Im Fokus stehen Erfahrungen einer ganzen Generation von Migrantenkindern: Rassismus, Polizeibrutalität, Armut, Arbeitslosigkeit, die Einseitigkeit der Medien. Die fünf Gründungsmitglieder von Advanced Chemistry wissen, wovon sie sprechen. Torch (Frederik Hahn), Toni L. (Toni Landomini), Linguist (Kofi Yakpo), Gee-One (Gonzales Maldonado) und DJ Mike MD (Michael Jean Pierre Dippon) sind fast alle Kinder von Migranten. In ihrem Song schlagen sie zurück:
Advanced Chemistry: Wütende Worte
»Ich habe einen grünen Pass mit ’nem goldenen Adler drauf, / doch mit italienischer Abstammung wuchs ich hier auf. / Somit nahm ich Spott in Kauf / in dem meinigen bisherigen Lebensablauf. / Politiker und Medien berichten, ob früh oder spät / von einer ›überschrittenen Aufnahmekapazität‹. / Es wird einem erklärt, der Kopf wird einem verdreht, / dass man durch Ausländer in eine Bedrohung gerät«
»Kaum einer ist da, der überlegt, auf das Wissen Wert legt, / warum es diesem Land so gut geht, / das der Gastarbeiter seit den 50ern unentwegt / zum Wirtschaftsaufbau, der sich blühend bewegt, / mit Nutzen beitrug und noch beiträgt, / mit einer schwachen Position in der Gesellschaft lebt, / in Krisenzeiten die Sündenbockrolle belegt (…) / Nicht anerkannt, fremd im eigenen Land / Kein Ausländer und doch ein Fremder.«
HipHop auf Deutsch
Advanced Chemistry gründen sich 1987 in Heidelberg. Gemeinsam mit anderen Hip-Hop-Begeisterten treffen sie sich bei Hip-Hop-Jams in den Jugendzentren und Vorstadttreffs. Der Mitmach-Charakter dieser multiethnischen Subkultur zieht besonders die Kinder aus Einwandererfamilien an. Neben Advanced Chemistry sind es Bands wie Fresh Family, Microphone Mafia oder die Rapperin Cora E, die die Szene mitprägen. Durch die Veranstaltungen bilden sich Netzwerke, die Community wächst. Doch zuerst wird fast nur in englischer Sprache und über die Beats der Vorbilder aus den USA gerappt. Advanced Chemistry brechen das Tabu, als Rapper Torch beginnt, während der Jams auf Deutsch zu freestylen. Das Publikum ist begeistert und schnell spricht sich der Name der Band innerhalb der Szene herum.

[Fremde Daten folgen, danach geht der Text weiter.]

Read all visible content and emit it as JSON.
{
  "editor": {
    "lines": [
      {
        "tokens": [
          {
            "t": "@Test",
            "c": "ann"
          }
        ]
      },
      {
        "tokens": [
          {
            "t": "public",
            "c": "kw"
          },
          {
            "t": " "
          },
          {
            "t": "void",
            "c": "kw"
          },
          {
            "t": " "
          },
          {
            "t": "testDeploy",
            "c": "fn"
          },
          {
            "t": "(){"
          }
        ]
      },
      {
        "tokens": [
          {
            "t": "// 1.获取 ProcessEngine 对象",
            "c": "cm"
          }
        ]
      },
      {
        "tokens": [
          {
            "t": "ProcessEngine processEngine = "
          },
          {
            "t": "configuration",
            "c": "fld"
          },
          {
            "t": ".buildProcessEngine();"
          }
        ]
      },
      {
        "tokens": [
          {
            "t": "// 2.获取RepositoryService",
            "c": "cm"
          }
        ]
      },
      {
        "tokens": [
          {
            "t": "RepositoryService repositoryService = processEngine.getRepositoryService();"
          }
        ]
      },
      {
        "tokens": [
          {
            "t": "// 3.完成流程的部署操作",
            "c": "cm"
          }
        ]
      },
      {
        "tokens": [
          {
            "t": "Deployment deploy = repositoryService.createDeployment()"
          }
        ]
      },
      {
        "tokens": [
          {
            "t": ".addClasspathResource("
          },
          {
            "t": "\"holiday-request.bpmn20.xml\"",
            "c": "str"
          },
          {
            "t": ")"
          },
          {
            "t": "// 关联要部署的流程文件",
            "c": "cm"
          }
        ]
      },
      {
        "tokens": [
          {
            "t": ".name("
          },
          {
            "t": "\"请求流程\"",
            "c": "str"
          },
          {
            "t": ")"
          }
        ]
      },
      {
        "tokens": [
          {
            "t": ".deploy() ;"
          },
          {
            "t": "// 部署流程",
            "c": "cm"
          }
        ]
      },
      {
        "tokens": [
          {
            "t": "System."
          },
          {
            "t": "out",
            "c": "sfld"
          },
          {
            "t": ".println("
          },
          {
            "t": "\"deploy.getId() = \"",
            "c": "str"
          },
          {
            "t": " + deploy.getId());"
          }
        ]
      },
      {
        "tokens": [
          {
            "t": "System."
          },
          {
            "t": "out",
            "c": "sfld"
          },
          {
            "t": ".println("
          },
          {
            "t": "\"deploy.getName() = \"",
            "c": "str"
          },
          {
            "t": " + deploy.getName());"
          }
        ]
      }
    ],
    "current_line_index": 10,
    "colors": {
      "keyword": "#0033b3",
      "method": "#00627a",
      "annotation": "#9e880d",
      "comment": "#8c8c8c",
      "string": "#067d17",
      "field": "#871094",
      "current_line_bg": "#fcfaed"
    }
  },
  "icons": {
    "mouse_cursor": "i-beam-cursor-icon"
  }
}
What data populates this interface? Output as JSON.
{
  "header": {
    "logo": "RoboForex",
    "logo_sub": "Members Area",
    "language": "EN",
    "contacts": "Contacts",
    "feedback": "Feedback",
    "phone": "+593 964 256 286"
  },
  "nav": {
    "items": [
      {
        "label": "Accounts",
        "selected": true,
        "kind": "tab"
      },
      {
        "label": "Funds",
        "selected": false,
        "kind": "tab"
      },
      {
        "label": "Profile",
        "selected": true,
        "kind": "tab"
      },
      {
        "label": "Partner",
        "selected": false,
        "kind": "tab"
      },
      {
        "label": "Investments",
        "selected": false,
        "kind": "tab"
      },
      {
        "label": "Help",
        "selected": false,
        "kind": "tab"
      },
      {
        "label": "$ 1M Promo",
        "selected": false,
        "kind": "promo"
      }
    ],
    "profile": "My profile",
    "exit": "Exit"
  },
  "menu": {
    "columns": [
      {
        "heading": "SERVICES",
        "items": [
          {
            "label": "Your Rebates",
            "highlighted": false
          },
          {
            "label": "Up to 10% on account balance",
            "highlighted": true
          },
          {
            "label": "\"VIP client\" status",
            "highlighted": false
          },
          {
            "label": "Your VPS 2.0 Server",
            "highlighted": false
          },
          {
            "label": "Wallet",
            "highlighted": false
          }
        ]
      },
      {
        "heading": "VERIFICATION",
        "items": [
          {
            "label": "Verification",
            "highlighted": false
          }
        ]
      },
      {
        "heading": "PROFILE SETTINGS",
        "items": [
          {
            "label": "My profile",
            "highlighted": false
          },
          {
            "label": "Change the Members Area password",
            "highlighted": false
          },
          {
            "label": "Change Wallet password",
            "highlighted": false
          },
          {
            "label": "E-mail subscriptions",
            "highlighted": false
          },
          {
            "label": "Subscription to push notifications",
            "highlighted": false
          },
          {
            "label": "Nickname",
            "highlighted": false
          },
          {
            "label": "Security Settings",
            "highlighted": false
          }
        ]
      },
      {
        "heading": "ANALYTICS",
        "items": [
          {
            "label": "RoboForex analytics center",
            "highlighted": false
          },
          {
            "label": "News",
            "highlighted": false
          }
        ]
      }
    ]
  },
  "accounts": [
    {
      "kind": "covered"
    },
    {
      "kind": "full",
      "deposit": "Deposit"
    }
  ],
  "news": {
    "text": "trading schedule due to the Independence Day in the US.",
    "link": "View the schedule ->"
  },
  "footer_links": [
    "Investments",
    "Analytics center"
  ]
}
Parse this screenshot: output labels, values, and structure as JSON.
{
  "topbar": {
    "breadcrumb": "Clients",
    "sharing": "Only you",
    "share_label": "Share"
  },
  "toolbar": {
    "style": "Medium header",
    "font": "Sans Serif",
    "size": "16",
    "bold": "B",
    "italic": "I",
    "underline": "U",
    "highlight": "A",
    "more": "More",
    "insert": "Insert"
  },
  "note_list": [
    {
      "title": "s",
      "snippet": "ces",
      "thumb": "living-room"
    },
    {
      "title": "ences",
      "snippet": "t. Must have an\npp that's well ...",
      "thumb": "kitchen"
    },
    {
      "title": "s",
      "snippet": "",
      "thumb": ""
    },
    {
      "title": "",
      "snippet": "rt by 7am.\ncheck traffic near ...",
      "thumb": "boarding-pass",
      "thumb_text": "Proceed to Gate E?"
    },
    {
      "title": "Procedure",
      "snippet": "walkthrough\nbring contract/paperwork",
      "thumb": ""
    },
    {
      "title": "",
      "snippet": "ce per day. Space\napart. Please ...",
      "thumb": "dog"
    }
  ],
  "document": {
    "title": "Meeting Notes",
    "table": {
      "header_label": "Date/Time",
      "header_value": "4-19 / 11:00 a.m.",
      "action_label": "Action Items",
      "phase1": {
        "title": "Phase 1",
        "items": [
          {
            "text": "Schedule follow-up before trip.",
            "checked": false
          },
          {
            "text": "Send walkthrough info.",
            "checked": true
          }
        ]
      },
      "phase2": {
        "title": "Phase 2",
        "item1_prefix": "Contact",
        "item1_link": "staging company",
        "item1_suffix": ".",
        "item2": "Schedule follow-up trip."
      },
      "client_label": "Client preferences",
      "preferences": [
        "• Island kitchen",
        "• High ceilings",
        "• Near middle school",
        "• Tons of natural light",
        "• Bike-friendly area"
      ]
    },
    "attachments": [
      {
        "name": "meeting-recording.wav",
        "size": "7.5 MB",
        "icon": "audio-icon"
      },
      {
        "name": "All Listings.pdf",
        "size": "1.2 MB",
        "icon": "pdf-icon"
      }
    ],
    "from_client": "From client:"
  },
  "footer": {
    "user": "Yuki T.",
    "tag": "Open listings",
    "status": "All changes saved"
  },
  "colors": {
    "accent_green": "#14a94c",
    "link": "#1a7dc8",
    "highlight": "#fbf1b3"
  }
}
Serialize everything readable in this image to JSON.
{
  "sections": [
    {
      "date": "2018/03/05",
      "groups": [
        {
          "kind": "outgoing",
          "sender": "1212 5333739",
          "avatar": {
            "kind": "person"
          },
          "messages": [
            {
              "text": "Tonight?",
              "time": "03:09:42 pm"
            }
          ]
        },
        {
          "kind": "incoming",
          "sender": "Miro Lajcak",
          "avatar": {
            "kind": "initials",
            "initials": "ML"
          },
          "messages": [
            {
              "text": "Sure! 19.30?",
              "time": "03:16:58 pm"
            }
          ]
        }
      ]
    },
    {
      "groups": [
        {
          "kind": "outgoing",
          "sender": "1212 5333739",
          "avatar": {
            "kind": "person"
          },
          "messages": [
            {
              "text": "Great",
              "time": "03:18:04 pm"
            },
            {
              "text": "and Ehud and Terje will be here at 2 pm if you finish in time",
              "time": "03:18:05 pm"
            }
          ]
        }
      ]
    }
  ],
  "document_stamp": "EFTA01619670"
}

Doch den ersten Charterfolg mit Rap in deutscher Sprache landen im Sommer 1992 Die Fantastischen Vier mit ihrem Party-Song »Die Da!«. Obwohl ihnen der Rückhalt innerhalb der Szene fehlt, bekommt die Band einen Major-Plattenvertrag. Die Pioniere der Vorstädte sehen sich ihrer Musikkultur beraubt. Im Gegensatz zu den unpolitischen Stuttgarter Spaßrappern ist der Song »Fremd im eigen Land« kein netter Radiosong. Torch erinnert sich: »Der Song war wirklich polarisierend. Aber den Leuten hat das alles aus der Seele gesprochen, sie sind scheinbar so sehr auf den Text angesprungen, dass sie überall bei den Radiosendern angerufen und das Teil in die Hörercharts gewählt haben.«
Advanced Chemistry: Viele inspiriert
Mit dem Lied inspiriert Advanced Chemistry eine neue Generation von Rappern, die Rap auf Deutsch als die Stimme der Stimmlosen weiterentwickeln. Deutlichstes und spektakulärstes Beispiel für diese Entwicklung ist der Zusammenschluss von heute 90 Künstlerinnen und Künstlern in den Projekten Brothers Keepers (BK) und Sisters Keepers (SK).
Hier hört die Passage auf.